Then you will say, “Branches were broken off so that I might be grafted in.”  That is true. They were broken off because of their unbelief, but you stand fast through faith. So do not become proud, but fear. (ESV)
There is always a danger in the church at large with people not taking seriously enough the things of God. An offer of God's amazing grace to us ought to fill us with a sense of awe and wonder. We should see our sinful rebellious heart and be astonished that God would show mercy and grace to such an undeserving person. His grace ought to lead us to awe and wonder, giving him glory.
Sadly, God's offer of grace is often perceived as the almighty creator looking down at us and thinking that he just could not pass up the opportunity to have us as his very own. After all, we are so wonderful. What a catch we are. This selfish kind of thinking has no basis in Scripture. There are churches that either directly or indirectly are teaching this drivel.
Paul is saying in these verses that a person who responds to the grace found in the Gospel of Jesus Christ may notice that branches were broken off so that we can be grafted in. If we are not careful we will take a selfish viewpoint of God's grace and look at the removed branches as some sort of reason to celebrate our good fortune.
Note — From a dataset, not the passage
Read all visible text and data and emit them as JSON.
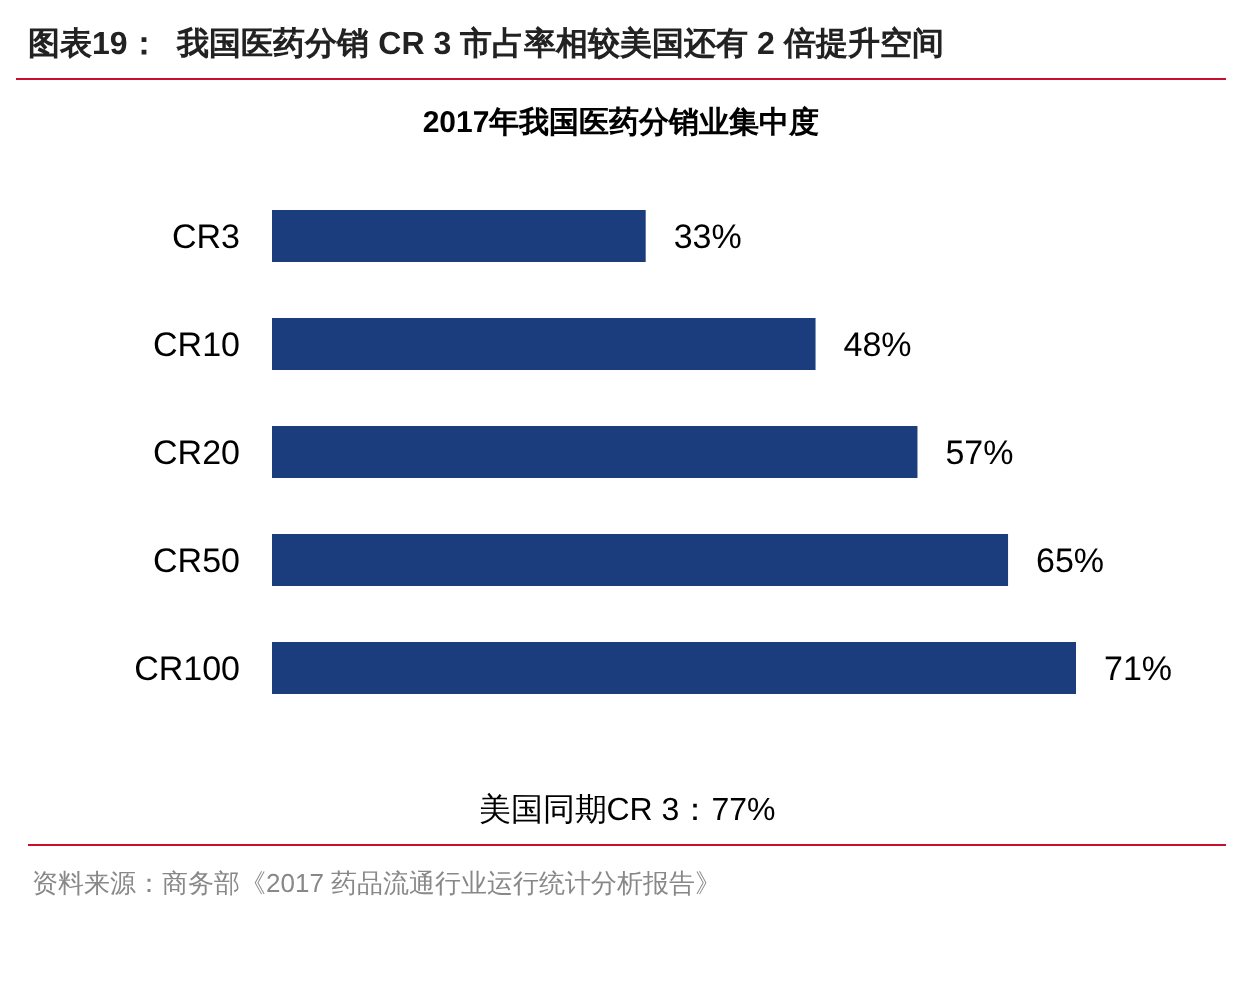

Instead of seeing the branches (people of Israel who were proud and unbelieving) as reason to be proud we ought to take a much more sober look at the situation. Paul says at the end of verse 20, "Do not become proud, but fear." In other words, soberly evaluate your situation. Have you genuinely received the Gospel? If so, it will lead to you giving God the glory. You will be humble, not proud.
Have you taken the Gospel message seriously? Are you fixated on how good things are for you? Or are you in awe of God's mercy, responding in praise of his glory? A spiritual response will be a sober one.